Summer read: High maintenance and hard to love, the toothy little furballs don’t stay cute for long.
First published August 14, 2022
I used to be like you, once. I had optimism. Freedom. Hope.
My house smelled normal. My clothes were tidy, and my grooming was fine. I didn’t walk around Wellington not knowing I had straw stuck to my tights, or a tiny turd clinging to my cardigan.
I could pass a pet shop without going in. I’d never buy hay by the bale, carrots in bulk or vials of Ivermectin, in cash, from people who knew people. But now I do it all, because we have guinea pigs. Guinea pigs are the worst.
Guinea pig owners aren’t normal. They’re screwy in the head. It’s not clear whether the guinea pigs screwed them or if they were screwy to start with, which attracted them to the guinea pigs. Anyway, I know someone with a dead pet pig, George, in the freezer. She’s waiting for their other pig Bryan to pass, so they can be buried together. What’s worse, when I heard this, it seemed reasonable. This is because I have now joined her club.
Our daughter begged for months for a guinea pig. There wasn’t a heap I liked about the idea as we already had a cat. But the novelty appealed. In Karori most people have a poodle mix, so getting a pig felt bohemian. Almost like getting a snake.
Every library book and pet shop vouched hard for the sweetness of guinea pigs. They’re odourless! Smart! We watched the Guinea Pig Olympics on YouTube, where pigs shot through hoops and bounced over seesaws in a blur of pink claws, ginger fur and goofy overbites.
What finally got her over the line was her PowerPoint presentation to her father. He loves a business case and so the next afternoon dragged home a hutch, a sack of pellets and a food bowl for small mammals, shaped like an upturned leaf. Cute! I turned the dish over and that piece of junk had cost $24.

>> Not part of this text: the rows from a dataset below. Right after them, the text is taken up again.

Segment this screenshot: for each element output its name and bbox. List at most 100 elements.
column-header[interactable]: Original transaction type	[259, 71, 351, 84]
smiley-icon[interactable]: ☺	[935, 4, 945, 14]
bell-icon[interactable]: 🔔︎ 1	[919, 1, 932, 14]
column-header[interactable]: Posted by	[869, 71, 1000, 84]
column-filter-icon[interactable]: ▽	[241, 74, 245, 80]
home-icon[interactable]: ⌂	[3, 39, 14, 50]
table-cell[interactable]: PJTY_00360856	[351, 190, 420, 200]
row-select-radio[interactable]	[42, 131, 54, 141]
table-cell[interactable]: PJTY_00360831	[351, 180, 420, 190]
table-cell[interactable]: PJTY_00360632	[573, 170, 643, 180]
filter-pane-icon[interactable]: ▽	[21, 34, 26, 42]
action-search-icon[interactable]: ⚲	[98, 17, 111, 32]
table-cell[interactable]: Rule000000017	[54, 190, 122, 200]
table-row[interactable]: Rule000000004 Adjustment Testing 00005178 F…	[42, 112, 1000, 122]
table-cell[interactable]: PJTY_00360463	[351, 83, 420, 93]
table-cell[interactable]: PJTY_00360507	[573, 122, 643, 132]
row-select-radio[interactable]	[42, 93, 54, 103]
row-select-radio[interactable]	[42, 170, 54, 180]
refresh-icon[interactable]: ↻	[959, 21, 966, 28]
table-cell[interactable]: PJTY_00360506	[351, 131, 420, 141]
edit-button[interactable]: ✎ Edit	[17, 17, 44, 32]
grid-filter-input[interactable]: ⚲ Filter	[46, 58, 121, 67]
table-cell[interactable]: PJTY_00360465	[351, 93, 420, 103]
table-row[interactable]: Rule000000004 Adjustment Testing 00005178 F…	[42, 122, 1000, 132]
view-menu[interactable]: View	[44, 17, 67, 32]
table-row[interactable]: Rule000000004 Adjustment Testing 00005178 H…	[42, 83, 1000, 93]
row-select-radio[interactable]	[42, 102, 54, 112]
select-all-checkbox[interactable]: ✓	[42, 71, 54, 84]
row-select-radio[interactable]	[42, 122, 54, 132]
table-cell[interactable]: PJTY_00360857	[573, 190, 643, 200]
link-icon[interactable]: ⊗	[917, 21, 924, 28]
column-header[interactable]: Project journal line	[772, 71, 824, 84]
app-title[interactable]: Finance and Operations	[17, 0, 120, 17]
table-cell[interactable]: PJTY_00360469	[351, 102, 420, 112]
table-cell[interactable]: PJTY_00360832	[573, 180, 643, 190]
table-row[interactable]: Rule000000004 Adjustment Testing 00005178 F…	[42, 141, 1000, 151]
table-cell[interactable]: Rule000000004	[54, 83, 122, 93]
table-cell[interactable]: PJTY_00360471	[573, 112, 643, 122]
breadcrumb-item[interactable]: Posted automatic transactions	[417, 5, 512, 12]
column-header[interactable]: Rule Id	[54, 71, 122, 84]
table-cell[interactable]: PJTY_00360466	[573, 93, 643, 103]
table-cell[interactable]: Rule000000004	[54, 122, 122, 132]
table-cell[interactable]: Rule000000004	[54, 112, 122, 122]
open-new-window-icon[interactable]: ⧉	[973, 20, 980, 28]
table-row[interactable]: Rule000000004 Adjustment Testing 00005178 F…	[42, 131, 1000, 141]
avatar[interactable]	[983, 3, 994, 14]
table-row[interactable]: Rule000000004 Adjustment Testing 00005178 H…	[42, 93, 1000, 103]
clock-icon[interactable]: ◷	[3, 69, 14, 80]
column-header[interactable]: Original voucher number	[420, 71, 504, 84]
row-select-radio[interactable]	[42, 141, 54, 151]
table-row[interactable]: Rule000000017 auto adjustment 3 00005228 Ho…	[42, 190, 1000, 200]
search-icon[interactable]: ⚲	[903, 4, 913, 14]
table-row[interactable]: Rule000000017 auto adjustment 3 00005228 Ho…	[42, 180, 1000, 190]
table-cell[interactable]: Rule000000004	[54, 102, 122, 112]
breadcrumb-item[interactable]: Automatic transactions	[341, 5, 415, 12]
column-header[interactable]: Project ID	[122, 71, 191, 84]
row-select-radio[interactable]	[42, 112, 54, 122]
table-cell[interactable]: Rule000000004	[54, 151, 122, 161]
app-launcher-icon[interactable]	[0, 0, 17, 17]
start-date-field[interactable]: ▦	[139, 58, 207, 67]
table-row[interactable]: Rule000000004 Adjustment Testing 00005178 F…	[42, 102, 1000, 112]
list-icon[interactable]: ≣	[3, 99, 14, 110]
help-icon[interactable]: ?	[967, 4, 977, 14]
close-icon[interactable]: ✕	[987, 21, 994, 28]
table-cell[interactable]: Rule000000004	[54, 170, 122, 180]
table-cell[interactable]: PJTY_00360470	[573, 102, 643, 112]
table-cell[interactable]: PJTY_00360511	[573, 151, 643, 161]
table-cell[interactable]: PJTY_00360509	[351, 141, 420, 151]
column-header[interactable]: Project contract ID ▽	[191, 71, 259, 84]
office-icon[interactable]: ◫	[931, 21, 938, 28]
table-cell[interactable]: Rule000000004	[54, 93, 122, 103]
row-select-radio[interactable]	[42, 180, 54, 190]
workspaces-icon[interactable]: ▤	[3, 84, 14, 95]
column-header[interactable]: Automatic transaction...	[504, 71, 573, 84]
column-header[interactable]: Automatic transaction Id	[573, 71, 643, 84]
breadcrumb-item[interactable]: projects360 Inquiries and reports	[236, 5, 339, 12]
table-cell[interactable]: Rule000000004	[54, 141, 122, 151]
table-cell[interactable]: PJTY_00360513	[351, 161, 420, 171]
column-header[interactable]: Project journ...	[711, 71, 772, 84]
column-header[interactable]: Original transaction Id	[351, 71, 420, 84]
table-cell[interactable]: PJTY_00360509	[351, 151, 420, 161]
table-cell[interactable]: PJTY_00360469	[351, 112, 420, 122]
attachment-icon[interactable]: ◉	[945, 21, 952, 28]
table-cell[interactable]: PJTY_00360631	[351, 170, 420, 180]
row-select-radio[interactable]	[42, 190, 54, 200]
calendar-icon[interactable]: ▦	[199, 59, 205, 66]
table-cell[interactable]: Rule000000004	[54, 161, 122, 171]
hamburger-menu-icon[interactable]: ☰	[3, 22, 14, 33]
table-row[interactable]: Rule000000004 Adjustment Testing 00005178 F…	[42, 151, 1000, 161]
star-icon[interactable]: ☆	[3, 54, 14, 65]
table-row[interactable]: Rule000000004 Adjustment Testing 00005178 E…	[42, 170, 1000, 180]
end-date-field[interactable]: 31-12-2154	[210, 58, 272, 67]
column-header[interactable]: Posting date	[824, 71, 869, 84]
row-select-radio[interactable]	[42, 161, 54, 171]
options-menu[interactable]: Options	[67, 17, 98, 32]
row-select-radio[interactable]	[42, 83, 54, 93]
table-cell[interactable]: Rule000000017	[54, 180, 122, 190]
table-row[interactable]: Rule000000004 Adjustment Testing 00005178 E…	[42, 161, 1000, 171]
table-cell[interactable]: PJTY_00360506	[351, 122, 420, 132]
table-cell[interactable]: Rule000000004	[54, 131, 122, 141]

Next, we visited a guinea pig sanctuary, whose rows of inmates eyeballed us as we chose. Turns out these are sociable animals, and you need to get at least two of them. The pair must already be bonded or might rip chunks off each other (wait, what?). Meanwhile the custodian told us several of these pigs had been returned by owners who, sadly, could no longer keep them. Not asking “Why, exactly?” may be the regret of my life.
We took home two males: a big patchy one we called Truffle and a little black one, Pudding. They shot straight into their nesting boxes and took two months to forgive us. They expressed their disdain through the medium of urine and lozenge-shaped excrement, and by eating their excrement. I’m not sure my daughter is over the shock. By week two, the guinea pigs had become mine.
These pigs pee so much, they soak five absorbent puppy pads at a time. I fill half a bin-bag with mucky straw every second day. I clean, chop vegetables, check them for lice. I provide enrichment for their tiny brains (empty toilet rolls and ping pong balls). I talk to them like they’re listening, but they’re just waiting for me to sod off. Guinea pigs are prey animals and see everything as a threat. I can understand why, because now I too want to kill them.
The other day I got excited because Pudding tossed his nose and exposed his wobbly double-chin to me. It felt profound, like a human-to-animal breakthrough. But I looked it up and he was just asserting his dominance. The rat-faced little prick.